One Model Is Not Enough

Building an AI agent harness that uses your ChatGPT subscription to challenge Claude — and a 'dark factory' that executes long-horizon specs while you sleep.

The Problem

I use Claude Code every day. It's genuinely excellent. But there's a structural problem with any single AI model reviewing its own work: the same training data, the same architectural biases, the same blind spots. Claude agrees with Claude. When Claude writes a plan and then evaluates that plan, you're running one perspective twice.

The failure mode isn't hallucination — it's confident coherence. A model with one set of biases can generate a perfectly well-reasoned plan that misses something fundamental, and no amount of re-asking the same model will surface that gap. You need a different model asking the question.

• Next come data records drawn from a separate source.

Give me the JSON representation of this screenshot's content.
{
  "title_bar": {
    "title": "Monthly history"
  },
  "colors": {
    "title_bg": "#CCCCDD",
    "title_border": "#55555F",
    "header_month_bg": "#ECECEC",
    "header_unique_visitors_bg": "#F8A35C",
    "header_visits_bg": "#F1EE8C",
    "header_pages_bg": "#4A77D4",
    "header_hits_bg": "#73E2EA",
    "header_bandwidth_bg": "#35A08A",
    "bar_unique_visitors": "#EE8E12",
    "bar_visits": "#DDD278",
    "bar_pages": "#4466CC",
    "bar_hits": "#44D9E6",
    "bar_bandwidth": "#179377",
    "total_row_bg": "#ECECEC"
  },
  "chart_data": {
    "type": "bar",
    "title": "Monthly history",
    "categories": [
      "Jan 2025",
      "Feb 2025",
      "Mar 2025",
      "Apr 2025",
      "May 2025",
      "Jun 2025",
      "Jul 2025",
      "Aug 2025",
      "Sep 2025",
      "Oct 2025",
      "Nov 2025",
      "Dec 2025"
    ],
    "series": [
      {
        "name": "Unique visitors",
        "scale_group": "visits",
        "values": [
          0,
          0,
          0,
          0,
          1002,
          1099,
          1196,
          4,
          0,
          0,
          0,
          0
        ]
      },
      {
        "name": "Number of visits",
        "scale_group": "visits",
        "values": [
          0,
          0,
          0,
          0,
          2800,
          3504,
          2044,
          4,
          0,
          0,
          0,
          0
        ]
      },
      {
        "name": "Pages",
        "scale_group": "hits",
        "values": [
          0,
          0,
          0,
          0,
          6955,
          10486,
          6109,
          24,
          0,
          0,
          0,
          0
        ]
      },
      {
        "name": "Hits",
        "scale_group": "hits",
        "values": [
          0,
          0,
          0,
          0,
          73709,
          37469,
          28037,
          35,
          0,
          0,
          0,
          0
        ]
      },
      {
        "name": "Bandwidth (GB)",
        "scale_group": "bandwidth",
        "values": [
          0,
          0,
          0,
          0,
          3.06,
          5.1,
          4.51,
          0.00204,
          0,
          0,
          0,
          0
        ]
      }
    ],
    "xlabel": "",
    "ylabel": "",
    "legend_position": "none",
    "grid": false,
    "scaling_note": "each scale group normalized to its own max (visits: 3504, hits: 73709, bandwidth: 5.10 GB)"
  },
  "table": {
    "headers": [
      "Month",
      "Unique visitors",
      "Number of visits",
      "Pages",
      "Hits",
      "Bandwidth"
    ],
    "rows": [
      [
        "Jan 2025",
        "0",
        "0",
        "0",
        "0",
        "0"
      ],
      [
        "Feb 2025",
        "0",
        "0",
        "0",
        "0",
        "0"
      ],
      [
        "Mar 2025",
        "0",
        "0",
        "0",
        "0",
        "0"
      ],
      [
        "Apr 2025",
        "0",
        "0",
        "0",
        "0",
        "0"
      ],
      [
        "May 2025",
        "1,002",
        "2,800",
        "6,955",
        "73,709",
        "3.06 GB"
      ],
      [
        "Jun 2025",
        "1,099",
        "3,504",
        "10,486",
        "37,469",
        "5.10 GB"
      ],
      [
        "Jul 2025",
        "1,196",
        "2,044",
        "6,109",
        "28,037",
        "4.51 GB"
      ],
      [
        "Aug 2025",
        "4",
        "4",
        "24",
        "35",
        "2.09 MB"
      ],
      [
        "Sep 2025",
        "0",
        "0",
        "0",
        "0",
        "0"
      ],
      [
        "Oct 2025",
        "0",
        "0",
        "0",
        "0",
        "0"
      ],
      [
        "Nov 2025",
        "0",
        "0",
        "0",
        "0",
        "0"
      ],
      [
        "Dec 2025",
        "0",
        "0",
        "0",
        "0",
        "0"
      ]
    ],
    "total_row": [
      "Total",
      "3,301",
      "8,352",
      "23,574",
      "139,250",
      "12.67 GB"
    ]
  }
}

The second problem was autonomy. Most AI coding tools are interactive by design — you watch the agent work, you guide it, you approve each step. That's the right model for nuanced architectural decisions. It's the wrong model for well-specified implementation tasks. If I've written a precise spec with clear acceptance criteria, I want to hand it off and come back when it's done — not babysit 30 rounds of tool calls.

What I Built

Phase2S is a full AI agent harness. Three things it does that I couldn't find anywhere else:

1. Your ChatGPT subscription, in the terminal.

If you pay for ChatGPT Plus or Pro, you already have access to ChatGPT Codex — currently running on GPT-5.4 and GPT-5.3-Codex. Phase2S lets you use that subscription — not via API, but via the same browser auth that powers the ChatGPT website — as a programmable coding assistant in your terminal. No per-token billing. No API key management. The $20/month you're already paying starts working as a development tool.

It's also provider-agnostic: Anthropic, OpenRouter, Ollama (fully local), Google Gemini, and others all work. The 29 built-in skills use model-tier routing — fast model for lightweight tasks, smart model for architecture decisions.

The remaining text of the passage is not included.